13 “Woe to you, Chorazin! Woe to you, Bethsaida! 15 And you, Capernaum, will you be lifted to the heavens? No, you will go down to Hades.”

Ouch. Obviously we’re encouraged to imagine our own town on the list (“woe to you Mount Dennis, woe to you Weston”) and make sure we stay off the unwelcoming path, because that path does not end well.

So that’s the first word, what about the last? If the last word in this encounter is the most important, then what do we make of “Receive the Holy Spirit. If you forgive anyone’s sins, their sins are forgiven; if you do not forgive them, they are not forgiven.” Ignoring the Little Pentecost of “receive the Holy Spirit (that would be jumping ahead) we are left with this seemingly straight-forward description of the mechanics of forgiveness.

And this is really just a restatement of a lesson Jesus gave in Matthew 18. He describes the biblical standard for discipline in the church (first one-on-one, then with a witness, and so on) and then he adds this summary: "Truly I tell you, whatever you bind on earth will be bound in heaven, and whatever you loose on earth will be loosed in heaven.”

First, I have to say that λύο is my absolute favourite verb in Greek, and second notice that the topic is really the same one as above. You will encounter all sorts of resistance on the road, and you will tempted to say “woe to you” at every turn, but recall that “if you forgive anyone’s sins, their sins are forgiven; if you do not forgive them, they are not forgiven.” To bind or to loose is a huge responsibility, and the church must tread carefully when we give into the temptation to condemn. In other words, forgiveness is usually the best policy, since the Kingdom of God is near anyway.

So in the end, both the first word and the last word involve being sent: taking the message of the Kingdom of God into the world and wrestling with the outcome. Sharing the Good News that God is near and even within you and hoping against hope that the message will be received. It is an awesome responsibility, so how are we doing?

For those of us who have the opportunity to occasionally work with other churches, there are resources available to help them find their way in the troubled and uncertain future that seems set before us. And one of the resources we commend to churches that are not as clever or advanced as Central United Church is something called the Natural Church Development Survey.

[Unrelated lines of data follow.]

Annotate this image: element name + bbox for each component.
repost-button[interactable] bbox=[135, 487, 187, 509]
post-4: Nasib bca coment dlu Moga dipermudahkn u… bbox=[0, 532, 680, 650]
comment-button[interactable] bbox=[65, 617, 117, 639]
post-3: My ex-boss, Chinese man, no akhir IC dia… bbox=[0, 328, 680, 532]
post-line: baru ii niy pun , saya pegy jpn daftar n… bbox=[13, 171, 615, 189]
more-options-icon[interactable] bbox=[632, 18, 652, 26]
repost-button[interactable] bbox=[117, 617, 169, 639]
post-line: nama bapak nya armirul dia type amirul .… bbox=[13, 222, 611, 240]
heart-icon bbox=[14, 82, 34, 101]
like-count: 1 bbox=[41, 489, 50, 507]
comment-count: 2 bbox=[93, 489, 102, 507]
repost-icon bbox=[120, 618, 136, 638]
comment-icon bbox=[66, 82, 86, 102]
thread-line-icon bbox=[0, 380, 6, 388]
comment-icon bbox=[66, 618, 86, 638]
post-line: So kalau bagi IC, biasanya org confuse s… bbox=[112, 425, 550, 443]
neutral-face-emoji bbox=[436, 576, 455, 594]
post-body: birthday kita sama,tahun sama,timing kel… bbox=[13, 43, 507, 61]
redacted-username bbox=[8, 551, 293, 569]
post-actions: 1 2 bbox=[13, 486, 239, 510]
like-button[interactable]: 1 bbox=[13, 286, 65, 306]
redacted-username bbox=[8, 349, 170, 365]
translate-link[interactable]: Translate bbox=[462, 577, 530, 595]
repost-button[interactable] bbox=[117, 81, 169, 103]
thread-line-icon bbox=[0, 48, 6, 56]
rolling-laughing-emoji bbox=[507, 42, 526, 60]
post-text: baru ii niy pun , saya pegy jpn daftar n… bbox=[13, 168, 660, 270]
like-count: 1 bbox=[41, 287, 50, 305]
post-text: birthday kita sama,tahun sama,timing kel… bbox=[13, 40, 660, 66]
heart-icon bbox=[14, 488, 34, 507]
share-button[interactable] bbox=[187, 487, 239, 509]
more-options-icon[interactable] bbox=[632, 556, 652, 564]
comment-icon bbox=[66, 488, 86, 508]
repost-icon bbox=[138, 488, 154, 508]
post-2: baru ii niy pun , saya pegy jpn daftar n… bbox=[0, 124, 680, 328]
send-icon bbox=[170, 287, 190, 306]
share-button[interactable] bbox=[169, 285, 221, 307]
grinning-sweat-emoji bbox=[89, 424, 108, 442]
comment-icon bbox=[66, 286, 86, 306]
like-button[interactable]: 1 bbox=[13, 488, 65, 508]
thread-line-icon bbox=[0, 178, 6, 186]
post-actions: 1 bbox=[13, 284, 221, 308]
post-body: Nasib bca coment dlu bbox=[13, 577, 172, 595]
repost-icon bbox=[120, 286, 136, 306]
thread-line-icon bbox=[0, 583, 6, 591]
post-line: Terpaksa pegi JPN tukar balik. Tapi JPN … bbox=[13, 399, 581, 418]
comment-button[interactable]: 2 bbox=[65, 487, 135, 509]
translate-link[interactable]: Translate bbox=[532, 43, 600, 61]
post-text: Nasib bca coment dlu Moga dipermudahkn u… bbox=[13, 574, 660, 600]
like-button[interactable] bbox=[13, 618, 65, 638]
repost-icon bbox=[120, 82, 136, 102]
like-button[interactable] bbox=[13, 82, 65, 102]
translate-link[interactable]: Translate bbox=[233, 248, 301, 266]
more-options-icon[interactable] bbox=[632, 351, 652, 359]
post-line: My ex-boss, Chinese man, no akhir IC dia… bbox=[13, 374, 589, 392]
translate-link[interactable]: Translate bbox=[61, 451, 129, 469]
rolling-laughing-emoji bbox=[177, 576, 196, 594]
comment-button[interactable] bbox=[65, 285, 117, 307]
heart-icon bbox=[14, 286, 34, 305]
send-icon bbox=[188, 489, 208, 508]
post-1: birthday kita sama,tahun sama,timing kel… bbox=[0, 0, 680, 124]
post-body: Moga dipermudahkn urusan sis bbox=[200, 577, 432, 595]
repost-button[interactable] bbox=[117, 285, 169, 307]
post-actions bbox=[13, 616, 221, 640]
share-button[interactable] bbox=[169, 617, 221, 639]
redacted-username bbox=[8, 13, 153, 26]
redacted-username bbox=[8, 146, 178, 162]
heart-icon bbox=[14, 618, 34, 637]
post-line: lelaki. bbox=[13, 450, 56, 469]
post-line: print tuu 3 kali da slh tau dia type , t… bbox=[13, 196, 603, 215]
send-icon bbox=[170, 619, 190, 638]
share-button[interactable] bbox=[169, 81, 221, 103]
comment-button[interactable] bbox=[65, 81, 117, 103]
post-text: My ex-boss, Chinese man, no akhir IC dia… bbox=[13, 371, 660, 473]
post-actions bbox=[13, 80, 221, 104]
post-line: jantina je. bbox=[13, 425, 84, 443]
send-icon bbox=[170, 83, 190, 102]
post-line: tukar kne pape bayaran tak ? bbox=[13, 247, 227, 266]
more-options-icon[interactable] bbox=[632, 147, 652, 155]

Developed by a Swiss theologian, the survey takes a look at all the aspects of congregational life and does some computer-based magic to generate a result. And if you are suddenly thinking ‘hey, that sounds like fun, we should do that too’ you can set that thought aside. We have found that every United Church that takes the survey comes out in exactly the same place: brilliant at doing and not so good at being. Happy to do the work, but reluctant to talk about it. Keen to engage the world out there, but hesitant to ponder the life in here (the heart).

It seems that when we hear the words “As the Father has sent me, I am sending you” we think dinner for eighty and Habitat for Humanity and units with rent-geared-to-income and harm reduction and the benevolent fund. We immediately want to do something rather than be something. An it’s not your fault. We internalized the message from our Creed about the Jesus “who works in us and others by the Spirit” and we roll up our sleeves. We’re ready to work and so we say “how can I help?”

So to remain with our Creed, we are first in line to “to seek justice and resist evil,” but somewhat reluctant “to proclaim Jesus, crucified and risen, our judge and our hope.” We are increasingly adept at living “with respect in Creation,” but uncertain how we daily “celebrate God's presence.” It’s all in there—the doing and the being—but we’re just better at the doing.

So I encourage you to dwell in the peaceful presence of the Risen Christ, and just be. I’m tempted to say “just do it,” but I won’t. Instead, just be it. Amen.